韓秀峰懶得管他們怎么想,接著道:“能看得出來,諸位的日子過得清苦,照理說應該騰挪出點銀錢接濟接濟。可河營的糧餉本就不多,要是騰挪出一點接濟諸位,那些個丘八不但不會答應,說不定還會鬧事,真要是因為糧餉激起兵變,秀峰別說能不能保住這頂烏紗帽,恐怕連腦袋能不能保住都兩說。”
“下官慚愧,讓韓老爺為難了。”高云峰急忙苦著臉道。
“季岳兄,千萬別這么說,出門在外,誰會沒點難處?”韓秀峰反問一句,接著道:“不管再苦再難,這日子總得往下過,我幫幾位想了個辦法,只是不曉得諸位能不能吃得了那個苦。
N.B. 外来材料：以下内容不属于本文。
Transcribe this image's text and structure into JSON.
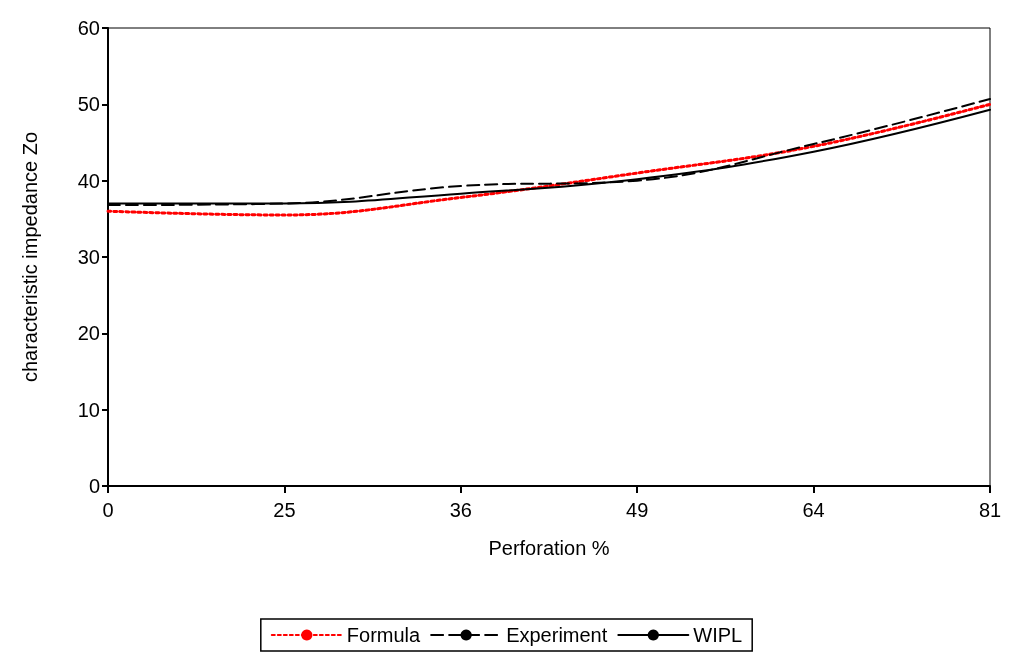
{
  "chart_data": {
    "type": "line",
    "xlabel": "Perforation %",
    "ylabel": "characteristic impedance Zo",
    "categories": [
      "0",
      "25",
      "36",
      "49",
      "64",
      "81"
    ],
    "series": [
      {
        "name": "Formula",
        "color": "#ff0000",
        "line_style": "dotted",
        "values": [
          36,
          35.5,
          37.8,
          41,
          44.5,
          50
        ]
      },
      {
        "name": "Experiment",
        "color": "#000000",
        "line_style": "dashed",
        "values": [
          36.8,
          37,
          39.3,
          40,
          44.8,
          50.7
        ]
      },
      {
        "name": "WIPL",
        "color": "#000000",
        "line_style": "solid",
        "values": [
          37,
          37,
          38.3,
          40.2,
          43.8,
          49.3
        ]
      }
    ],
    "ylim": [
      0,
      60
    ],
    "yticks": [
      0,
      10,
      20,
      30,
      40,
      50,
      60
    ],
    "grid": false,
    "legend": "bottom"
  }
}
”
“什么辦法,還請韓老爺明示!”李輝的日子是真過不下去了,別看每天去道署門口的酒樓,其實就是去蹭碗茶,從來沒在那兒吃過飯。
韓秀峰看著他滿是期待的樣子,微笑著解釋道:“河營一樣是綠營,綠營能領著多少糧餉諸位應該有所耳聞。身為營官,我自然不能看著手下的守備、千總和把總們連婆娘娃都養活不下去,就跟北岸廳租了幾十畝淤地。
說到淤地,四位還真是來得早不如來得巧,我河營的前任都司永祥調任步軍統領衙門的游擊,之前的那幾個千總也被調到僧王麾下,率兵去山東平亂了。我之前幫他們租的那幾十畝地也就這么空出來了,四位要是愿意可以接著租種。”
“種地?”李曉生哭笑不得地問。
“種地咋了,我一樣租種了五畝。”韓秀峰緊盯著他,淡淡地說:“四位要是愿意接著租種,那上半年的收成得拿出一半給永祥他們,畢竟種子是人家買的,肥是人家施的,草是人家鋤的,不能因為不種了上半年的收成就沒人家的份兒。”
高云峰在老家時就種過地,想到麥子都長那么高了,再過兩個月就能收,一半的收成就是白撿的,連忙躬身道:“謝韓老爺關照,云峰不怕吃苦,云峰愿租種。”
舉人出身的候補同知都這么說了,出身本就不好而且拖家帶口的李輝等人還能說什么,只能跟著躬身致謝。
韓秀峰一邊示意他們起身,一邊笑道:“營里原來的那些兵,不是被調往京城編入步軍統領衙門,就是被調山東去平亂了,營房空出不少。四位要是愿意,秀峰可做主借幾間給四位暫住。”
“愿意愿意,下官愿意,謝韓老爺體恤。”
“別謝了,出門在外,都不容易,本就應該相互幫襯。”韓秀峰笑了笑,接著道:“正值春夏之交,青黃不接,四位要是沒多少余糧,秀峰可以幫四位跟營里的千總打個招呼,先去跟千總借點米面,等地里有了收成再還給他們。”
丁惠賢是吃了上頓沒下頓,正為怎么養活婆娘娃犯愁,豈能錯過這個機會,竟下意識問:“敢問韓老爺,下官去找哪位千總借?”
“可以去找左營千總陳虎,也可以去找右營千總王河東。營里的米面糧油是分發到各營各哨,所以諸位想借的話只能去找他們。”韓秀峰頓了頓,又回頭道:“陳不慌,先送四位老爺去營里安頓。”
不但校拔上了額外外委,而且成了同知老爺親隨的陳不慌,正暗笑高云峰等人做官做成這樣還不如呆在老家種地,聽韓秀峰這一說急忙躬身道:“遵命!”